Earlier collaborative filtering systems based on rating similarity between users (known as user-user collaborative filtering) had several problems:
 systems performed poorly when they had many items but comparatively few ratings 
 computing similarities between all pairs of users was expensive
 user profiles changed quickly and the entire system model had to be recomputed

Item-item models resolve these problems in systems that have more users than items. Item-item models use rating distributions per item, not per user. With more users than items, each item tends to have more ratings than each user, so an item's average rating usually doesn't change quickly. This leads to more stable rating distributions in the model, so the model doesn't have to be rebuilt as often. When users consume and then rate an item, that item's similar items are picked from the existing system model and added to the user's recommendations.

Method
First, the system executes a model-building stage by finding the similarity between all pairs of items. This similarity function can take many forms, such as correlation between ratings or cosine of those rating vectors.
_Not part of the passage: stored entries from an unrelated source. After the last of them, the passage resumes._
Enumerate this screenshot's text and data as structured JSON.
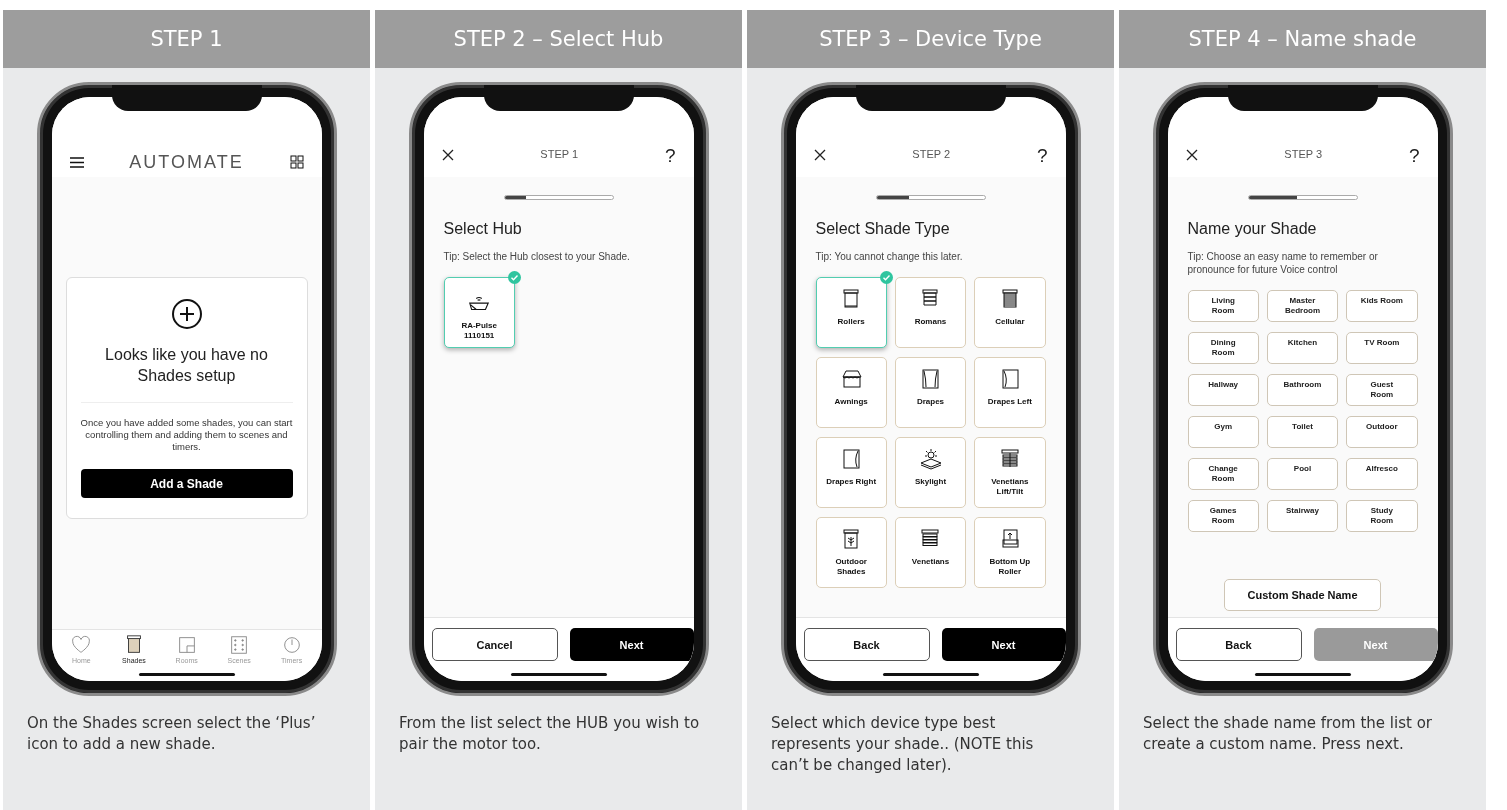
{
  "steps": [
    {
      "header": "STEP 1",
      "caption": "On the Shades screen select the ‘Plus’ icon to add a new shade.",
      "screen": {
        "kind": "home",
        "logo": "AUTOMATE",
        "empty_title": "Looks like you have no Shades setup",
        "empty_text": "Once you have added some shades, you can start controlling them and adding them to scenes and timers.",
        "action": "Add a Shade",
        "nav": [
          {
            "label": "Home",
            "selected": false
          },
          {
            "label": "Shades",
            "selected": true
          },
          {
            "label": "Rooms",
            "selected": false
          },
          {
            "label": "Scenes",
            "selected": false
          },
          {
            "label": "Timers",
            "selected": false
          }
        ]
      }
    },
    {
      "header": "STEP 2 – Select Hub",
      "caption": "From the list select the HUB you wish to pair the motor too.",
      "screen": {
        "kind": "hub",
        "step": "STEP 1",
        "help": "?",
        "level": 0.2,
        "title": "Select Hub",
        "tip": "Tip: Select the Hub closest to your Shade.",
        "tiles": [
          {
            "label": "RA-Pulse\n1110151",
            "selected": true
          }
        ],
        "buttons": [
          {
            "label": "Cancel",
            "kind": "outline",
            "disabled": false
          },
          {
            "label": "Next",
            "kind": "solid",
            "disabled": false
          }
        ]
      }
    },
    {
      "header": "STEP 3 – Device Type",
      "caption": "Select which device type best represents your shade.. (NOTE this can’t be changed later).",
      "screen": {
        "kind": "shade_type",
        "step": "STEP 2",
        "help": "?",
        "level": 0.3,
        "title": "Select Shade Type",
        "tip": "Tip: You cannot change this later.",
        "tiles": [
          {
            "label": "Rollers",
            "selected": true
          },
          {
            "label": "Romans",
            "selected": false
          },
          {
            "label": "Cellular",
            "selected": false
          },
          {
            "label": "Awnings",
            "selected": false
          },
          {
            "label": "Drapes",
            "selected": false
          },
          {
            "label": "Drapes Left",
            "selected": false
          },
          {
            "label": "Drapes Right",
            "selected": false
          },
          {
            "label": "Skylight",
            "selected": false
          },
          {
            "label": "Venetians\nLift/Tilt",
            "selected": false
          },
          {
            "label": "Outdoor\nShades",
            "selected": false
          },
          {
            "label": "Venetians",
            "selected": false
          },
          {
            "label": "Bottom Up\nRoller",
            "selected": false
          }
        ],
        "buttons": [
          {
            "label": "Back",
            "kind": "outline",
            "disabled": false
          },
          {
            "label": "Next",
            "kind": "solid",
            "disabled": false
          }
        ]
      }
    },
    {
      "header": "STEP 4 – Name shade",
      "caption": "Select the shade name from the list or create a custom name. Press next.",
      "screen": {
        "kind": "name",
        "step": "STEP 3",
        "help": "?",
        "level": 0.45,
        "title": "Name your Shade",
        "tip": "Tip: Choose an easy name to remember or pronounce for future Voice control",
        "names": [
          "Living\nRoom",
          "Master\nBedroom",
          "Kids Room",
          "Dining\nRoom",
          "Kitchen",
          "TV Room",
          "Hallway",
          "Bathroom",
          "Guest\nRoom",
          "Gym",
          "Toilet",
          "Outdoor",
          "Change\nRoom",
          "Pool",
          "Alfresco",
          "Games\nRoom",
          "Stairway",
          "Study\nRoom"
        ],
        "custom": "Custom Shade Name",
        "buttons": [
          {
            "label": "Back",
            "kind": "outline",
            "disabled": false
          },
          {
            "label": "Next",
            "kind": "solid",
            "disabled": true
          }
        ]
      }
    }
  ]
}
As in user-user systems, similarity functions can use normalized ratings (correcting, for instance, for each user's average rating).

Second, the system executes a recommendation stage. It uses the most similar items to a user's already-rated items to generate a list of recommendations. Usually this calculation is a weighted sum or linear regression. This form of recommendation is analogous to "people who rate item X highly, like you, also tend to rate item Y highly, and you haven't rated item Y yet, so you should try it".

Results
Item-item collaborative filtering had less error than user-user collaborative filtering. In addition, its less-dynamic model was computed less often and stored in a smaller matrix, so item-item system performance was better than user-user systems.